It was the stone rejected by the builders that became the keystone.
A very warm welcome to all to Hearers of the Word for Sunday, 4 October 2020.
1.Supersessionism and complacency
Today’s parable of the wicked tenants conceals two traps for contemporary Christian readers.
The first of these is “supersessionism,” the idea that the Christian faith replaces and renders inoperative (somehow) the Jewish faith. This is clearly condemned in Catholic teaching. See the most recent Vatican document on relations with the Jews: “The gifts and call of God are irrevocable. Romans 11:29.” The parable could then be the occasion for a reflection on the healthy relationship with the Jewish people since Vatican II and the alarming rise of anti-semitism, even in Ireland.
The second trap may be more more insidious. As we listen to the parable, we might think that it does not apply to us at all as Christian believers today. Instead it applies to the time of Jesus or to the time of Matthew, locked safely in the past. It is about them and not about us…but that would be big mistake.

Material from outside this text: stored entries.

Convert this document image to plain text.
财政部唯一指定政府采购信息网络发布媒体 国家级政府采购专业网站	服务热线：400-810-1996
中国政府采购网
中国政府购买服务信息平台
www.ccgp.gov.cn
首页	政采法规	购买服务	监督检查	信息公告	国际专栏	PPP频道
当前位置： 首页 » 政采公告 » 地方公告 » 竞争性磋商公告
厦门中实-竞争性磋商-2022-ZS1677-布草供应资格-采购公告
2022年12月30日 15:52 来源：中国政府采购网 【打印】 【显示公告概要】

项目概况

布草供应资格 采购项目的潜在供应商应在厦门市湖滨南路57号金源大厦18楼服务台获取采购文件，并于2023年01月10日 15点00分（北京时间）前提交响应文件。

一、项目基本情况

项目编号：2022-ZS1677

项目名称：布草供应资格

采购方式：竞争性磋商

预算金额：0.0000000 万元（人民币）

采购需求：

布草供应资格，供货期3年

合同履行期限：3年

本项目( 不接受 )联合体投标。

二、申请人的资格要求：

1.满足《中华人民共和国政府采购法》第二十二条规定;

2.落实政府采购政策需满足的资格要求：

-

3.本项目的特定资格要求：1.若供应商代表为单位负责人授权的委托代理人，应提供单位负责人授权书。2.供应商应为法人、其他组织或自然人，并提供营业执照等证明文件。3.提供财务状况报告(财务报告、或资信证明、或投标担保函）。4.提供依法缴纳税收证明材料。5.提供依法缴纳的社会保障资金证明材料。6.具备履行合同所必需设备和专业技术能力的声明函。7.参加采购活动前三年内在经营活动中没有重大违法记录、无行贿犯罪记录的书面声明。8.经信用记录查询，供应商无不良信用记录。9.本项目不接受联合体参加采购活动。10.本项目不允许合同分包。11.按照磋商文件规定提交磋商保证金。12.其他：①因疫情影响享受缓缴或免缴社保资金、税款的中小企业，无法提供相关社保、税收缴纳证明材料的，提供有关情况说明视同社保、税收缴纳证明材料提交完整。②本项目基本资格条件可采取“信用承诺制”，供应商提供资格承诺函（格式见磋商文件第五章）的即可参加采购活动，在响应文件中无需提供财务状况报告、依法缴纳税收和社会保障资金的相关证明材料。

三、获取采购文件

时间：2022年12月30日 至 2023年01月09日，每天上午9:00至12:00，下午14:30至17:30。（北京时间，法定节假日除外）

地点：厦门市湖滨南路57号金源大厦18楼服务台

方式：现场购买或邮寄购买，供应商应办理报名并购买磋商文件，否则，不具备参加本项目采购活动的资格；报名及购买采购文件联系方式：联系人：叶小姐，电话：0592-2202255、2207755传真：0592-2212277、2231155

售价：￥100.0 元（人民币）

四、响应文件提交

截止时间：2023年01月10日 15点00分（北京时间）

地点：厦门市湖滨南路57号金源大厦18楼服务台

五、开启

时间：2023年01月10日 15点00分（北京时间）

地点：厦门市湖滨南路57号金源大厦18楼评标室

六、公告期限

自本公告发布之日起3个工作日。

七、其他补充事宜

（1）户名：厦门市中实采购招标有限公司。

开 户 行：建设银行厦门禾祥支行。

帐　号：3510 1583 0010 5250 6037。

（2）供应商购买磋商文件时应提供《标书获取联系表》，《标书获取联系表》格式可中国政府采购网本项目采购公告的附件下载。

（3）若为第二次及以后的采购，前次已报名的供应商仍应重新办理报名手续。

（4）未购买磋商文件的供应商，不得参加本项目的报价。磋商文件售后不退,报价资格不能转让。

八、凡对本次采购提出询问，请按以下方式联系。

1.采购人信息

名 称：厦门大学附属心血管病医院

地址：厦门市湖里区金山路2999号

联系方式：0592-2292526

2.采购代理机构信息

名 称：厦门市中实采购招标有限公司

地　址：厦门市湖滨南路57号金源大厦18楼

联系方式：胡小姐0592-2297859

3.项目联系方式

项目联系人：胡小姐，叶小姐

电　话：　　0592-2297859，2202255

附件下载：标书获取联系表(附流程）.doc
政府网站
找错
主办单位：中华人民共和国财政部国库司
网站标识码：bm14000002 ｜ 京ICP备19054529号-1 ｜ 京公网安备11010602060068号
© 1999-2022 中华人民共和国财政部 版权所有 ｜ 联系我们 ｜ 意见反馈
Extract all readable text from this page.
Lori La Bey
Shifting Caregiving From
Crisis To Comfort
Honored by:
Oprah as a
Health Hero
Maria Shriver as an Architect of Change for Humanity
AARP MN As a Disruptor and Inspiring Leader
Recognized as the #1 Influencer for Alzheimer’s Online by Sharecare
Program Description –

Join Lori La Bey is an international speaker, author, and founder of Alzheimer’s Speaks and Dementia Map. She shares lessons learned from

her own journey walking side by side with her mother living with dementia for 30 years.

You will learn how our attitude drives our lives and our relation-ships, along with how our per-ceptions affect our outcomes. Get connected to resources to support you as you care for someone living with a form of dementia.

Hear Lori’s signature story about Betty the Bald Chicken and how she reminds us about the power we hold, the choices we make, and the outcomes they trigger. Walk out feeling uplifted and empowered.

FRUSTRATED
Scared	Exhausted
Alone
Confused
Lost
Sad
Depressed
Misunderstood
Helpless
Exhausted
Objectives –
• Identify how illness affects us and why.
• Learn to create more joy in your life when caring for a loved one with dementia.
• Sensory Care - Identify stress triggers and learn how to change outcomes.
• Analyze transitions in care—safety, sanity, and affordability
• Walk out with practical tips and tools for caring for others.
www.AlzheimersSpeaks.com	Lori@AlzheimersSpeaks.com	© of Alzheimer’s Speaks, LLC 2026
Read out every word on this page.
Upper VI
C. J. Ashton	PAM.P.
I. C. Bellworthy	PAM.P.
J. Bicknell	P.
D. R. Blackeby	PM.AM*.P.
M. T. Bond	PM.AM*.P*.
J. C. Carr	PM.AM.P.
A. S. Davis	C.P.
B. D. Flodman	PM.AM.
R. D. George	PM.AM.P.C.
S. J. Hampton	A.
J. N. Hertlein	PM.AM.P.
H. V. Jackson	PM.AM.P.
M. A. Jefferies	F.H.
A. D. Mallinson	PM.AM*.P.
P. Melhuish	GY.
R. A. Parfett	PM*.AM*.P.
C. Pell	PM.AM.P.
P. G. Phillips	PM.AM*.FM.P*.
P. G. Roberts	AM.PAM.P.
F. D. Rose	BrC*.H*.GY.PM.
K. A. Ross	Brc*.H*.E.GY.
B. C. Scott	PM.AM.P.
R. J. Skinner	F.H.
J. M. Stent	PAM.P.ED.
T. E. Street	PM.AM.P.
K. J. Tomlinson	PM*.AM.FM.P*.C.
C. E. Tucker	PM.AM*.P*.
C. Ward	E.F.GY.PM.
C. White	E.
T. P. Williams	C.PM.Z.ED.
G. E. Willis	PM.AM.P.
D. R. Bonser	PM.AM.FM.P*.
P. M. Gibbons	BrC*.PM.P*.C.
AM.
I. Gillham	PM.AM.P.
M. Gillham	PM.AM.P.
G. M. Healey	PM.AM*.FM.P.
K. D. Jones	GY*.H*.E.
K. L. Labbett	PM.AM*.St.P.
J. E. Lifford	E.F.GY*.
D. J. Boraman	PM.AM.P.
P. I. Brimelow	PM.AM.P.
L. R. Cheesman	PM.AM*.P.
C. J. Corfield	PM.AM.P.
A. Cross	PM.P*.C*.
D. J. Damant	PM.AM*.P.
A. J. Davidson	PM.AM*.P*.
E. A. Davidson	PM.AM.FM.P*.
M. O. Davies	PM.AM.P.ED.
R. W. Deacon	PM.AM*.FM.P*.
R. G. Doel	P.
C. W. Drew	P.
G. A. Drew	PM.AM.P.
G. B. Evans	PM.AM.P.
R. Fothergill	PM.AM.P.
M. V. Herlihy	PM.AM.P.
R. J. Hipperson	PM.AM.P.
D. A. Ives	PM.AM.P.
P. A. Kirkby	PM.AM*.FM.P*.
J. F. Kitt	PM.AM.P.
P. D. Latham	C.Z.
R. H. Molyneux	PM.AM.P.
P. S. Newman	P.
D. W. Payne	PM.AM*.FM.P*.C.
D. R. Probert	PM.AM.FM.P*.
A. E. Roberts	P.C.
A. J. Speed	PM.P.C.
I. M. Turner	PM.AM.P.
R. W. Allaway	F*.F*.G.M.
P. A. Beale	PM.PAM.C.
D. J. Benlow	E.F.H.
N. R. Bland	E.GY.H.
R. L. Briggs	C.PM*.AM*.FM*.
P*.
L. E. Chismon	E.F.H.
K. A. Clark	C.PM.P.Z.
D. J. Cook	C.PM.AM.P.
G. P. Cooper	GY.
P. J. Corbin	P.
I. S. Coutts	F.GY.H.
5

As we behold (at least in Ireland) the failure in handing on the faith today and the current collapse of church due to Covid-19, we are surely the tenants who have not brought in the harvest. Read in this way — as a critical assessment of where we find ourselves — the parable is a sharp warning to wake up, to get away from mere “cultic maintenance” and to get back to the basic proclamation of the Good News. No shortage of material for reflection here! The poem below by Malcolm Guite might be useful.
The YouTube exploration offers a more developed contemporary context.
The YouTube videos are intended to be a fresh exploration of the Gospel, with an eye to spiritual, pastoral and practical concerns.
3. Francis (by Malcolm Guite)
‘Francis rebuild my church which, as you see
Is falling into ruin.’ From the cross
Your saviour spoke to you and speaks to us
Again through you. Undoing set you free,
Loosened the traps of trappings, cast away
The trammelling of all that costly cloth
We wind our saviour in. At break of day
He set aside his grave-clothes. Your new birth
Came like a daybreak too, naked and true
To poverty and to the gospel call,
You woke to Christ and Christ awoke in you
And set to work through all your love and skill
To make our ruin good, to bless and heal
To wake the Christ in us and make us whole.
4. Charity cycle
Thanks to all who contributed. The final amount is over €12k, which is wonderful.